Concerning social sustainability effects, their local weights were very close between each other. Accessibility reached the highest local weight of 0.422. This score was from 1.22 to 1.83 times greater than the other social sustainability effects. Services for the community and to facilitate the use of bus transport were ranked in the second and third place, with a local weight of 0.346 and 0.231, respectively. The results therefore reveal that achieving a better accessibility to urban bus transport should be pursued to improve social sustainability. The rest of the sustainability effects ought to be considered by decision makers with a slightly lower importance level.

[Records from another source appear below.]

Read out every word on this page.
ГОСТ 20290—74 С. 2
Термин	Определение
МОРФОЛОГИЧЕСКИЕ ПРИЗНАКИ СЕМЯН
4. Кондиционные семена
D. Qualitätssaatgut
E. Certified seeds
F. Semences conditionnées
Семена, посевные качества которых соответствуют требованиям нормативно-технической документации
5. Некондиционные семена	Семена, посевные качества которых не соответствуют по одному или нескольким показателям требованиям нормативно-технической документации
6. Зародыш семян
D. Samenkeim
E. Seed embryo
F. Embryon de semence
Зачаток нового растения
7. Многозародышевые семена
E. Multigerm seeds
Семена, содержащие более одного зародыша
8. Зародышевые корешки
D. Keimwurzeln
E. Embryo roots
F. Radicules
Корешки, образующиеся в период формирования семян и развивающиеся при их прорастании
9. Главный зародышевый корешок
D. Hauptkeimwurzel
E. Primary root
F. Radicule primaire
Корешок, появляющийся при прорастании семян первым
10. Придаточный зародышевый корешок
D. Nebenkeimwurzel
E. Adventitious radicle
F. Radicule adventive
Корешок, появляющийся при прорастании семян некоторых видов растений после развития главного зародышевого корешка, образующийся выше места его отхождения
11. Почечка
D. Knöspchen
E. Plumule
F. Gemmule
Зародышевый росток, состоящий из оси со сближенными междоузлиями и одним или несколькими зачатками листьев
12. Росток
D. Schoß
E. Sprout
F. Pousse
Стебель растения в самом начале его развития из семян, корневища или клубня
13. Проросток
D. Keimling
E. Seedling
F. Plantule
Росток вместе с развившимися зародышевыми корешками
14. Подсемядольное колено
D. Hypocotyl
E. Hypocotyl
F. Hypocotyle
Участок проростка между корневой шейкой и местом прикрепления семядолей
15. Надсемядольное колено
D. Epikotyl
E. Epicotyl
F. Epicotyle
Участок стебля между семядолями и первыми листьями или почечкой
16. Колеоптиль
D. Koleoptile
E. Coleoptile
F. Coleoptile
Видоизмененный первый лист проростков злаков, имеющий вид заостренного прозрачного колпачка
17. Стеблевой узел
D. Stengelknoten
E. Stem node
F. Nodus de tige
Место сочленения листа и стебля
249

4.1. Effects of Technological Innovations on Environmental Sustainability

In order to explore the effects of the technological innovations implemented by urban bus firms on the environmental sustainability, a specific IPA grid is generated by applying the steps indicated in Section 3.2. The importance ratings (Y-axis) and performance ratings (Y-axis) obtained are shown in Table 6. These points comprise the specific coordinates (x,y) of each technological innovation in the IPA grid. In addition, the cutting points of the Y-axis and X-axis were 0.142 and 4.183, respectively. The IPA grid obtained in the environmental dimension is given in Figure 5.
Quadrant A is considered as the preferential improvement area, since it includes each technological innovation s which has a high level of importance and a low level of performance. In this research, no technological innovation was classified in this quadrant. This indicates that none of the developed technological innovations should be encouraged to a greater extent than the action plans currently state.
Quadrant B includes 2 out of 7 technological innovations developed by urban bus companies. The findings reveal that both TI5 (Electric buses) and TI6 (Emission-free buses) are considered highly important for the improvement of the environmental sustainability of cities. These technological innovations may reduce the natural resource consumption and pollution in cities. At the same time, TI5 and TI6 attained a higher performance level by those European firms which had already implemented them. These companies ought therefore to continue extending and renewing their fleets with electric and emission-free buses. Furthermore, those organizations which have not yet implemented these technological innovations should prioritize them so as to make their business models more environmentally sustainable.
Quadrant C brings together the highest number of technological innovations implemented in the European urban bus transport sector. These are TI2 (Stations that integrated intermodality), TI4 (Machine for traveller information), TI7 (Quiet buses), and TI9 (Fast charge electric station), which represent 57.14% of the total. These four initiatives showed a low importance level to improve the environmental sustainability in cities. The results also reveal that companies which have already implemented TI2, TI4, P7, and TI9 reached a low performance level from the environmental perspective. Consequently, it is recommended not to plan and invest further resources and efforts in developing those technological innovations. In the same line, those organizations that have not yet developed these technological innovations should not incorporate them into their business models.
Quadrant D only contains one technological innovation out of the 7 under study. TI8 (Hydrogen-powered buses) showed a low importance level in enhancing environmental sustainability in city logistics. In spite of this, the technological innovation presented a high performance level. This is due to organizations having carried out excessive efforts and invested resources in implementing TI8 from the environmental perspective. Hence, managers ought to reduce the efforts and resources invested in this technological innovation. For those firms that have not yet extended and renewed their fleets with hydrogen-powered buses, they should not prioritize this.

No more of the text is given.